2.20. GFP-LC3 Reporter Autophagy Assay
To assess autophagy activity, the green fluorescent protein (GFP)-LC3 reporter was used as previously described [
29,
35]. Briefly, a BE(2)-M17 cell line was plated on coverslips in 12-well plates which were transfected with mCherry-GFP-LC3 plasmid at 1.6 µg DNA using polyethylenimine (PEI)-mediated transfection. Cells were maintained for 24 h at 37 °C in 5% CO
2 before being treated with unloaded or loaded NPs or SLNs for 24 h at 1:1000. Cell coverslips were fixed at 4 °C for 20 min using 4% paraformaldehyde, followed by 3 washing steps of 5 min with PBS 1X. The final step consisted in a staining using DAPI solution (10 μM; Invitrogen, Waltham, MA, USA) for 8 min prior to long washes in PBS 1X solution. Mounting solution (Dako) was used to mount the coverslips onto slides, and images were obtained using a wide-field Olympus Epifluorescent Microscope (BX3-CBH) coupled with a Hamamatsu camera (ORCA-Flash 4.0 LT). Images were deconvolved using the cellSens Dimension software. Image analysis was performed using Fiji/ImageJ software.
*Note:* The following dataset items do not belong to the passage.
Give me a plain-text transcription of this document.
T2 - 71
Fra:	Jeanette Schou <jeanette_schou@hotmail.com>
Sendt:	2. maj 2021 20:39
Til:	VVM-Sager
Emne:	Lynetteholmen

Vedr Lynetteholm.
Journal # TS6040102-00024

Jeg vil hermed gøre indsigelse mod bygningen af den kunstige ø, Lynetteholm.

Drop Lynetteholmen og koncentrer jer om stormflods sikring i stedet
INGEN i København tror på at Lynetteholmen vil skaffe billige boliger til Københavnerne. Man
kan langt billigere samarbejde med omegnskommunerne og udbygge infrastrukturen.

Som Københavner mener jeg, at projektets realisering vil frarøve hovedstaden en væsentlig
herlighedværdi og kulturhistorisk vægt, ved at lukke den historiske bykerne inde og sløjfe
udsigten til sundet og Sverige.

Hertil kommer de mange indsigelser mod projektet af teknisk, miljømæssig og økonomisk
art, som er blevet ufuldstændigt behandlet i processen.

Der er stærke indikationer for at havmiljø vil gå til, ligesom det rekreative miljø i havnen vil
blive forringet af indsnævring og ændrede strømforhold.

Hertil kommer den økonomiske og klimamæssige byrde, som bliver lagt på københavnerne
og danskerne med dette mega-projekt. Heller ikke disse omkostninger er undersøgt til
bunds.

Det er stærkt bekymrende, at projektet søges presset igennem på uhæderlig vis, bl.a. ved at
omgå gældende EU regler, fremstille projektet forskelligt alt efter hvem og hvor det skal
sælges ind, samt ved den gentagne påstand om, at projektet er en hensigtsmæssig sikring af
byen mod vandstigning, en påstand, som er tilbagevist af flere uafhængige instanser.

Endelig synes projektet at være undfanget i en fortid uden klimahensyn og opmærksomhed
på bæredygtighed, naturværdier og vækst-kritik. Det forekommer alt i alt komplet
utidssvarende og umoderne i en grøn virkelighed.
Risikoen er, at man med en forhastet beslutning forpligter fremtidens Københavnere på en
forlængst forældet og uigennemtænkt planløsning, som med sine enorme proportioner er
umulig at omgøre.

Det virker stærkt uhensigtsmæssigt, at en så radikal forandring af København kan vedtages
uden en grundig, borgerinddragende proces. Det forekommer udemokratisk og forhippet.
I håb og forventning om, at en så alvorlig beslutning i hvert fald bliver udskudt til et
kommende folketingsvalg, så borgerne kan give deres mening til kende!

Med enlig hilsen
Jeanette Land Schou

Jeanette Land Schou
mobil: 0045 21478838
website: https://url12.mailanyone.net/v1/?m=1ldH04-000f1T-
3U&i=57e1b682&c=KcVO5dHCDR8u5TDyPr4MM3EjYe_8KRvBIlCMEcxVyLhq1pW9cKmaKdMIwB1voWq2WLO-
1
2.21. Statistical Analysis
Statistical analyses were performed using GraphPad Prism 6 software. In the case of functional assays, a one-way analysis of variance (ANOVA) was used to evaluate the data statistical significance prior to a Tukey’s multiple comparison test. A significant difference was highlighted by p < 0.05. Data appear as estimation graphics called ‘Gardner–Altman plots’: in the top graph, the data from UT (untreated), F1, F2, F3 and F4 groups are presented as scatter plots showing the observed values, along with the above-defined descriptive statistics (mean ± standard deviation). Below each graph, a contrast graph using the difference axis to display an effect size, here the mean difference. Vertically aligned with the mean of the UT group, the mean difference is indicated by the black circle. The 95% confidence interval (CI) of the mean difference is illustrated by the black vertical line. The curve indicates the resampled distribution of the effect size, given the observed data.